Erschütternder Schluss

Endgültig persönlich wird der Fall, als sich rausstellt, dass der Freund von Eisners Tochter Claudia (Tanja Raunig) mit in der Sache drinsteckt: Der von Eisner stets diskriminierte und zudem Kermit genannte Kerem (Mehmet Sözer) gehört zu einer Organisation radikaler Aktivisten, die David unterstützen. Während die Motive der Gruppe etwas im Unklaren bleiben, werden die Gründe von David mittels einer Rückblende umso ausführlicher dargelegt. Dies ist die einzige echte Schwächephase des Films, weil die Eltern pure Klischeefiguren sind, die der Sohn allein mit herausragenden Abschlussnoten beeindrucken kann.
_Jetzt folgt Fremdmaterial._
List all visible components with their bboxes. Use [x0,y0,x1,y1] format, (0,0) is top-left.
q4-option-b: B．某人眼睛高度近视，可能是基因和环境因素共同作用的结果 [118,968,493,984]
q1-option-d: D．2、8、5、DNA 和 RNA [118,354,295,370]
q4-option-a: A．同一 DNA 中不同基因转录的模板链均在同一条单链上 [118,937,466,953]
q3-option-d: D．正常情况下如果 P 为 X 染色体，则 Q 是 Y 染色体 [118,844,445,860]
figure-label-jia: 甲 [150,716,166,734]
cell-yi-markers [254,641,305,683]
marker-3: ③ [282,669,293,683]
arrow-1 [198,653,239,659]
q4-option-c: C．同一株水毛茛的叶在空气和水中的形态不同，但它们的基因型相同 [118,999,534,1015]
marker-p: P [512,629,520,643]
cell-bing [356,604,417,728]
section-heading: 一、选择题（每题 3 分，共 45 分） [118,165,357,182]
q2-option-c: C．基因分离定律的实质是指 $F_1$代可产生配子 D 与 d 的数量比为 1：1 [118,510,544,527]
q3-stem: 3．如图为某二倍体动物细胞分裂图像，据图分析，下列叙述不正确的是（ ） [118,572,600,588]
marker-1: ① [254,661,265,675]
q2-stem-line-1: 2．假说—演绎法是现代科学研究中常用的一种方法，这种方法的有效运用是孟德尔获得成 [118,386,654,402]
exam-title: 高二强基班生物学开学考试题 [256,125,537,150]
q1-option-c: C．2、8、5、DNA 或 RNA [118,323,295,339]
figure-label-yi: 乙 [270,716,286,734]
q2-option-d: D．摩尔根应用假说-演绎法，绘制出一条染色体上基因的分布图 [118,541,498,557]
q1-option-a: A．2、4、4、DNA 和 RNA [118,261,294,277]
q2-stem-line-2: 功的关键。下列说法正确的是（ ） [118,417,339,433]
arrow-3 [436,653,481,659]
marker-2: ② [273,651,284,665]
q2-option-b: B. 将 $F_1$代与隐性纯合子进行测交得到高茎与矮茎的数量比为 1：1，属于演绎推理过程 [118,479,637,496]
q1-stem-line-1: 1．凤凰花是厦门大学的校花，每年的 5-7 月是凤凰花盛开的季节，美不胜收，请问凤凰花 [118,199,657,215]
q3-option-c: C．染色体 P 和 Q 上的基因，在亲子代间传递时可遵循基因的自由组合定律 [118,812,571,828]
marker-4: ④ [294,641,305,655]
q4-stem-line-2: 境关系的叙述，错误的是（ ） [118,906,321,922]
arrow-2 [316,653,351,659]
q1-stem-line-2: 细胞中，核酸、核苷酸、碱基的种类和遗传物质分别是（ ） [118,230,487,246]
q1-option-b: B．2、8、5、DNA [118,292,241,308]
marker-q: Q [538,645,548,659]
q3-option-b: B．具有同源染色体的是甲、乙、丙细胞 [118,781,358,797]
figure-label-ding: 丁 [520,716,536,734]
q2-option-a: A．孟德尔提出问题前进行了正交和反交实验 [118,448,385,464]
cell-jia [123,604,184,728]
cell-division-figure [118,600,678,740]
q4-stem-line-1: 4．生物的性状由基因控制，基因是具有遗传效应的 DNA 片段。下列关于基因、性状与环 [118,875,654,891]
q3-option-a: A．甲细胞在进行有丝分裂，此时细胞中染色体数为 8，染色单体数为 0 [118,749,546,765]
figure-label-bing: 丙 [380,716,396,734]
Und damit das auch alle verstehen, muss Claudia Eisner ihrem Vater in einem engagierten Vortrag beschreiben, wie es sich anfühlt, permanent Höchstleistungen bringen zu müssen und am Ende trotz guter Noten keine garantierte Perspektive zu haben. Angesichts dieser düsteren Gemengelage ist klar, dass dieser hochaktuelle Kommentar zu westlichen Wettbewerbsgesellschaften, die mehr Verlierer als Gewinner produzieren, kein gutes Ende nehmen kann. Trotzdem ist der Schluss erschütternd.